I didn't speak very much with my ex after the "spring break" conversation. There were a couple of times she called to fuss at me about some silly things and I finally had to put that to rest. This is how it unfolded:
Me: I would appreciate you not talking to me like that.
She: I'm not yelling and you know this is just the way I talk.
Me: Maybe, but not to me anymore. Do you want some time to collect your thoughts and try again later?
She: Yes.......click
The call back went a lot differently. So this was the first time I put my foot down in a firm but nice way. Things starting changing after that. A close friend suggested that my passive, don't care attitude when dealing with my ex was counter-productive. Although I was trying to stay out of her business and just move forward with my life, she may have been interpreting my actions/behaviors as if I didn't have an interest in reconciling.

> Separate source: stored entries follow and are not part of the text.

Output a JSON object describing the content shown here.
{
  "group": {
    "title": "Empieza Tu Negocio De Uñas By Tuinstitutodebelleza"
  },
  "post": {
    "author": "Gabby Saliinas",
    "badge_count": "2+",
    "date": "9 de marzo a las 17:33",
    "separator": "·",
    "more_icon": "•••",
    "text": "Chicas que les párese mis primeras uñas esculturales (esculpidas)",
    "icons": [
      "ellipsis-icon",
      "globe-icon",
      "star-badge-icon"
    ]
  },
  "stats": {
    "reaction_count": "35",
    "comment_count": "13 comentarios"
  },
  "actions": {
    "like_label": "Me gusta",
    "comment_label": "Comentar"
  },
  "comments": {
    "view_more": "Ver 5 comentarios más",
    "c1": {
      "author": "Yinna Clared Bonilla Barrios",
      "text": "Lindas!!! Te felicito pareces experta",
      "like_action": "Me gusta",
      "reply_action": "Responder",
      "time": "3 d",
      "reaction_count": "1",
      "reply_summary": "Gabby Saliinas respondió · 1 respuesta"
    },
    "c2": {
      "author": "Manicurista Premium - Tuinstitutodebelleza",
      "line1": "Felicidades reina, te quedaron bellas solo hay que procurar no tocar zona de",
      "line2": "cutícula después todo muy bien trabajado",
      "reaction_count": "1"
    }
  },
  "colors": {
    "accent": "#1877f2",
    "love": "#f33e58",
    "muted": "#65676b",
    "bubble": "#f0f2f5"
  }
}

I was giving this demeanor of if you come back fine, if you don't fine.
The potential issue is this really was similar to my ex's perception of me during our marriage.....one of which I didn't care or love her. I conteplated my friend's comments and their theory that my ex was truly looking for me to take a stand and fight for her return.

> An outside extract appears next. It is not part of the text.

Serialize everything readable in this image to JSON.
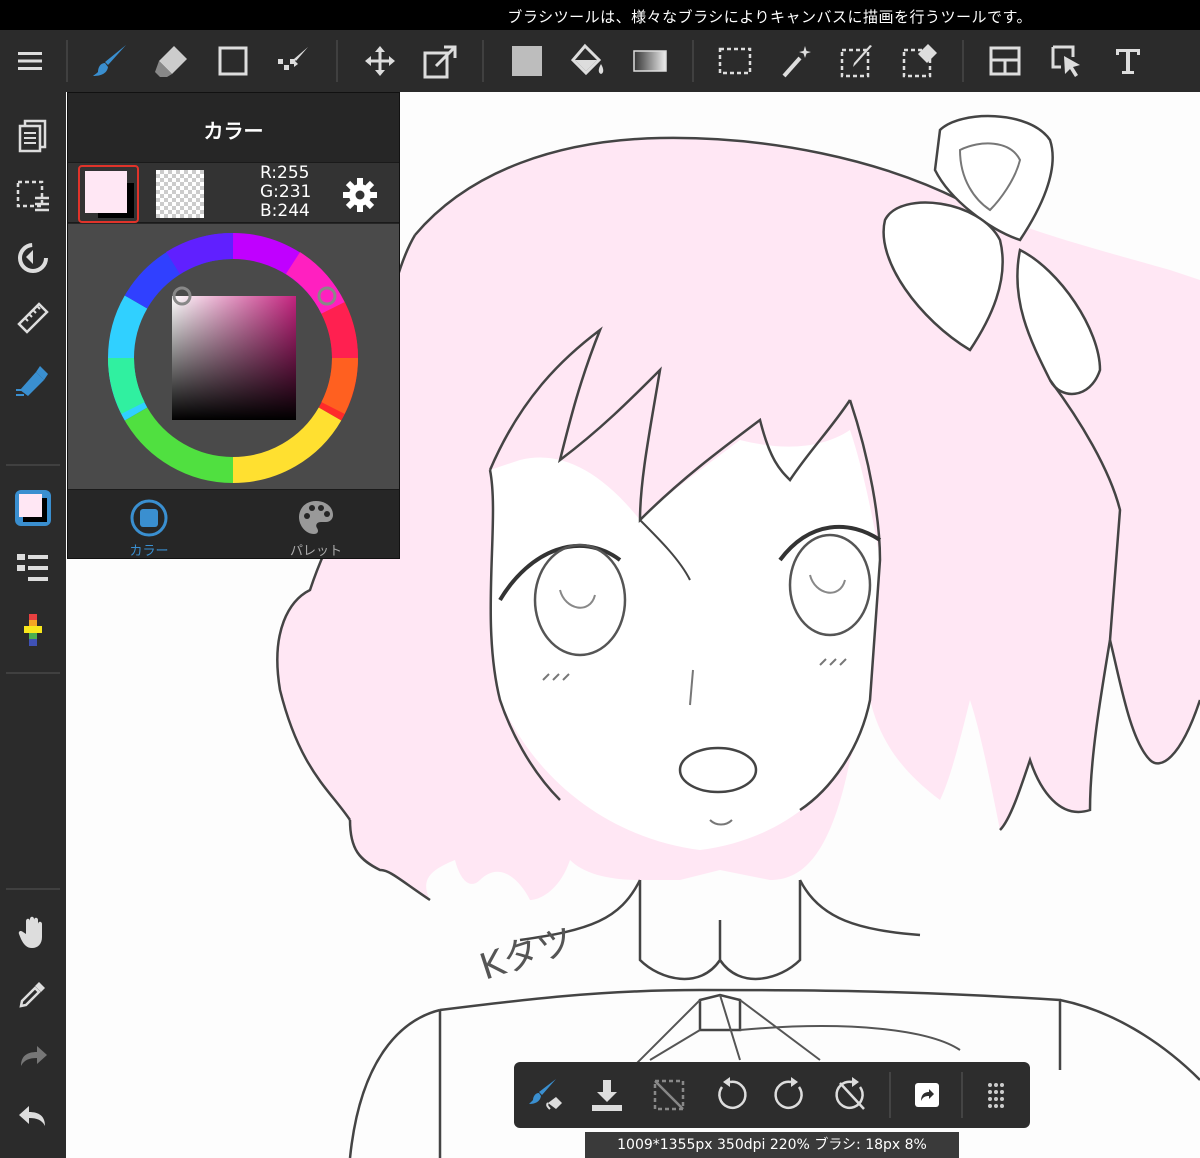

I ultimately decided that was the approach I was going to take and did so in a phone call a few days after Mother's Day. I won't detail it here but I made it very clear that I was no longer going to be aloof in fear of my own emotions or attempt to conceal my thoughts about her.
The following day, she sent me an email thanking me for the talk and that she appreciated having me in her life. She also thanked me for working so hard to become the man she had always wanted to be with.
She came to visit Memorial Day weekend. I opened my home back up to her again after not offering the previous trip requiring her to stay in a hotel. She invited me to participate in all of her outings with our son and we had lots of fun. The ex and I also got some alone time after our son went to bed each night. We talked about anything that popped into our heads....but no talk about us. It was like a date in some ways.
When it came time to leave on Monday, I walked her to the car as I have done the previous two visits to my home, fully expecting the customary hug and thank you that she had provided in the past. Like clockwork, the hug began with her saying all of the cliche things about having fun and thanks etc. This time as she pulled away from the hug, she leaned in and gave me a peck on the lips. It caught me by surprise so much that it was over before I even realized what was happening.
She called a couple of times during her road trip back home to provide progress reports. She called the following morning to let me know she REALLY enjoyed the weekend.
I am now in that middle ground. Too much of something could backfire while at the same time, not enough could remind her too much of the old me. I have to somehow take a page from "Baby Bear" and find the approach that is "just right".